Impact of a Long-Term High Fat Diet on Bone Microarchitecture and Muscle Structure in Adult Male and Female Normal Mice
Background and Hypothesis:
Hyperglycemia is a major source of disease and morbidity among the adult population. Prior studies correlate long-term high fat diet (HFD) mediated hyperglycemia with bone fragility and muscle weakness. Furthermore, the mechanism driving hyperglycemia between sexes are unknown. Our group previously showed that HFDs induced insulin resistance in male mice and glucose intolerance in female mice. This establishes the need to study the impact of long-term HFDs on the bones and muscles using an older cohort of both male and female mice. For that, we hypothesized a long-term HFD mediated hyperglycemia will change bone and muscle structures and impair their functions in adult male and female mice.
Experimental Design or Project Methods:
22-week C57Bl6 mice were fed either a HFD or low fat diet (LFD) for 25 weeks. After euthanasia, bones and muscles were harvested and evaluated using MicroCT, histology, and mechanical testing. Statistical analysis was performed using GraphPad Prism with p<0.05 considered significant.

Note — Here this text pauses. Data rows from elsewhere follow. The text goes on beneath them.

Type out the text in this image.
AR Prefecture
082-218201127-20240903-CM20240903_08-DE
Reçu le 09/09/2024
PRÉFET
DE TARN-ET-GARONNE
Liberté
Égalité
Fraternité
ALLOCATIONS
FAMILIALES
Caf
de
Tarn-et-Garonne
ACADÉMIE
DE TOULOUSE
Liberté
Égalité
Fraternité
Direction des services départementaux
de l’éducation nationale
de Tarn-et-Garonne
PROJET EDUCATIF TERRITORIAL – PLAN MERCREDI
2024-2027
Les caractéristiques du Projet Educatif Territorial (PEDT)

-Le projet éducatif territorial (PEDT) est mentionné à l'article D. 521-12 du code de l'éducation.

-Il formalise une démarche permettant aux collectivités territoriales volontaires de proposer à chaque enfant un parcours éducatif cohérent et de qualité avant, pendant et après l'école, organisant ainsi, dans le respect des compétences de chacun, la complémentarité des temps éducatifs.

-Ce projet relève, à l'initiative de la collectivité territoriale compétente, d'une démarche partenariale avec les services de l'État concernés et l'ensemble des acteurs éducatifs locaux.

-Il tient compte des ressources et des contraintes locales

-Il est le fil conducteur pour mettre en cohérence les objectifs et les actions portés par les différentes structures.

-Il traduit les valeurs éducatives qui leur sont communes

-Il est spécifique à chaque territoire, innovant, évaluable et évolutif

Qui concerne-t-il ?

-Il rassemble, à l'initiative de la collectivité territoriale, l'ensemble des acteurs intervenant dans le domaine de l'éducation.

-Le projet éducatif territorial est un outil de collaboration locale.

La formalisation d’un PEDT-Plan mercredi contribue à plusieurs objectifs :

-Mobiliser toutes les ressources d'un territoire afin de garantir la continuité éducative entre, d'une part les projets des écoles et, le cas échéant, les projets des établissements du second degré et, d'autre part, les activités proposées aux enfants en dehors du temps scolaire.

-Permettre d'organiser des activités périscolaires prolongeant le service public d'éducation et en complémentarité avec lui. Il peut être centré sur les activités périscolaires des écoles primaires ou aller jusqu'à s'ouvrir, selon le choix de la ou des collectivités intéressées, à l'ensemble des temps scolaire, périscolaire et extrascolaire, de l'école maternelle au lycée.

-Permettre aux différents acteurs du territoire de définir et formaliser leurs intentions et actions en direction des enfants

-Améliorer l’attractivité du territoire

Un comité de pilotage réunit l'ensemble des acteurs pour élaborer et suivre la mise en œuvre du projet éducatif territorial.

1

MicoCT data saw significant reductions to cortical thickness (p<0.05), bone mineral density (p<0.001), and increases to medullary area (p<0.05) among HFD males and females compared to LFD. HFD-males also experienced significant increase in cortical porosity (P<0.001) whereas no changes were noted in HFDfemales. Trabecular bone volume was relatively unchanged. HFD increased cortical osteoclast surface (p<0.001) for both sexes. Bone histology saw increased marrow adiposity among HFD-females (p<0.05). Muscle histology exhibited HFD-related reductions in myofiber diameter (p<0.001) for both sexes. Mechanical testing demonstrated reduced young’s modulus (p<0.05) and yield stress (p<0.05) among HFD mice, despite non-significant differences in ultimate strength.
Conclusion and Potential Impact: The changes associated with a long-term HFD differed between sexes but still led to functional impairments of bone and muscle for both sexes, emphasizing the importance of looking further into the mechanisms responsible for these changes. This can potentially translate to the clinic in the treatment of musculoskeletal complications associated with HFDs.